Japan may cancel Lockheed F-35 if price rises
ReutersTOKYO -- Japan may cancel orders for Lockheed Martin's F-35 fighter jets in the case of a price rise or delivery delay, Defense Minister Naoki Tanaka said on Wednesday, putting Tokyo's choice of next-generation combat aircraft in doubt.
March 1, 2012, 12:08 am TWN
Tokyo has warned Washington against increasing the price, but this was the first time Tanaka had raised the possibility of canceling the order in public.
The Pentagon this month confirmed plans to put off orders for 179 F-35s over the next five years to save US$15.1 billion, a move that a Lockheed executive said would increase the price of the radar-evading warplane.
Japan is due to pay 9.9 billion yen (US$122.96 million) per fighter for an initial batch of four that are scheduled for delivery by March 2017. Japan plans to buy 42 in total.
“As for the first four planes, I expect an official contract to be concluded by this summer.
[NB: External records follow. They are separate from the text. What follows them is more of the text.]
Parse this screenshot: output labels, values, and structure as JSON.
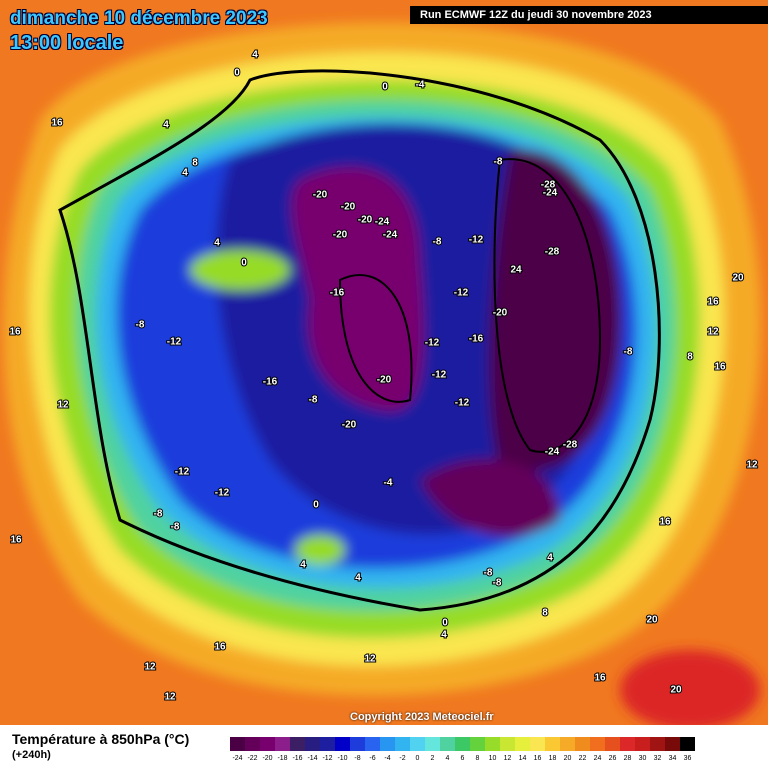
{
  "header": {
    "date": "dimanche 10 décembre 2023",
    "time": "13:00 locale",
    "run": "Run ECMWF 12Z du jeudi 30 novembre 2023"
  },
  "copyright": "Copyright 2023 Meteociel.fr",
  "footer": {
    "title": "Température à 850hPa (°C)",
    "lead": "(+240h)"
  },
  "legend": {
    "ticks": [
      -24,
      -22,
      -20,
      -18,
      -16,
      -14,
      -12,
      -10,
      -8,
      -6,
      -4,
      -2,
      0,
      2,
      4,
      6,
      8,
      10,
      12,
      14,
      16,
      18,
      20,
      22,
      24,
      26,
      28,
      30,
      32,
      34,
      36
    ],
    "colors": [
      "#4b0046",
      "#64005a",
      "#78006e",
      "#8c1e8c",
      "#3c1e64",
      "#281e82",
      "#1e1ea0",
      "#0000c8",
      "#1e3cdc",
      "#2864f0",
      "#2896f0",
      "#32b4f0",
      "#50d2f0",
      "#64e6dc",
      "#50d2a0",
      "#3cc864",
      "#64d23c",
      "#96dc28",
      "#c8e632",
      "#e6f03c",
      "#fae650",
      "#fac832",
      "#f5aa28",
      "#f08c1e",
      "#f06e1e",
      "#e6501e",
      "#dc2828",
      "#c81e1e",
      "#a01414",
      "#780a0a",
      "#000000"
    ]
  },
  "map_labels": [
    "4",
    "0",
    "0",
    "-4",
    "16",
    "4",
    "8",
    "4",
    "-20",
    "-20",
    "-20",
    "-24",
    "-20",
    "-24",
    "-8",
    "-28",
    "-24",
    "-8",
    "-12",
    "-28",
    "24",
    "4",
    "0",
    "-16",
    "-12",
    "-20",
    "-8",
    "-12",
    "-12",
    "-16",
    "-8",
    "-16",
    "-20",
    "-12",
    "-12",
    "-8",
    "-20",
    "-28",
    "-24",
    "-12",
    "-12",
    "-8",
    "-8",
    "-4",
    "0",
    "4",
    "4",
    "4",
    "-8",
    "-8",
    "16",
    "12",
    "16",
    "16",
    "20",
    "20",
    "20",
    "16",
    "12",
    "16",
    "8",
    "12",
    "12",
    "12",
    "16",
    "12",
    "16",
    "0",
    "4",
    "8"
  ]
}
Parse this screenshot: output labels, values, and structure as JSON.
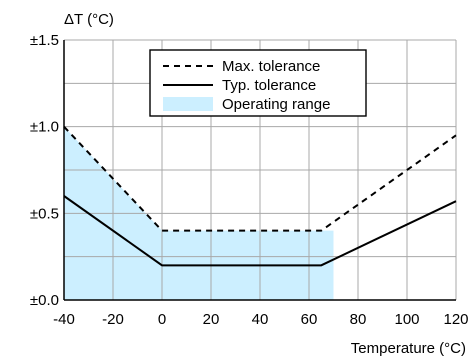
{
  "chart_data": {
    "type": "line",
    "xlabel": "Temperature (°C)",
    "ylabel": "ΔT (°C)",
    "xlim": [
      -40,
      120
    ],
    "ylim": [
      0,
      1.5
    ],
    "x_ticks": [
      -40,
      -20,
      0,
      20,
      40,
      60,
      80,
      100,
      120
    ],
    "y_ticks": [
      0.0,
      0.5,
      1.0,
      1.5
    ],
    "y_tick_labels": [
      "±0.0",
      "±0.5",
      "±1.0",
      "±1.5"
    ],
    "grid": true,
    "legend_position": "top-center",
    "series": [
      {
        "name": "Max. tolerance",
        "style": "dashed",
        "color": "#000000",
        "points": [
          [
            -40,
            1.0
          ],
          [
            0,
            0.4
          ],
          [
            65,
            0.4
          ],
          [
            120,
            0.95
          ]
        ]
      },
      {
        "name": "Typ. tolerance",
        "style": "solid",
        "color": "#000000",
        "points": [
          [
            -40,
            0.6
          ],
          [
            0,
            0.2
          ],
          [
            65,
            0.2
          ],
          [
            120,
            0.57
          ]
        ]
      }
    ],
    "shaded_region": {
      "name": "Operating range",
      "color": "#ccefff",
      "x_range": [
        -40,
        70
      ],
      "upper_points": [
        [
          -40,
          1.0
        ],
        [
          0,
          0.4
        ],
        [
          70,
          0.4
        ]
      ]
    }
  }
}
If it turns out they cannot meet what they have proposed by that time, that would raise concerns about our defense capability,” Tanaka told parliament.
“I believe we would need to consider as a potential option matters like canceling our orders and starting a new selection process if that is the case.”
Continued schedule delays and talk of lingering technical issues have prompted the eight countries that are helping to fund Lockheed's development of the new plane — Britain, Australia, Turkey, Canada, Denmark, Norway, Italy and the Netherlands — to rethink their own near- and long-term plans.
Japan, which is concerned about China's rapid military buildup and constant threats from impoverished North Korea, in December chose the F-35 over combat-proven but less stealthy rivals.
The F-35 competed against Boeing's F/A-18 and the Eurofighter Typhoon, made by a consortium of European companies including BAE Systems.
Lockheed Martin has said it is committed to providing F-35s that meet the cost, schedule and industrial requirements of the Japanese government, but added that F-35 pricing is determined by talks between the Japanese and U.S. governments.
Japan's defense budget has been under pressure with the country saddled by a public debt twice the size of its economy.
Stealth technology has drawn much attention in Japan since China, which has a long-running territorial dispute with Japan, confirmed last year it had held its first test flight of the J-20 stealth fighter jet.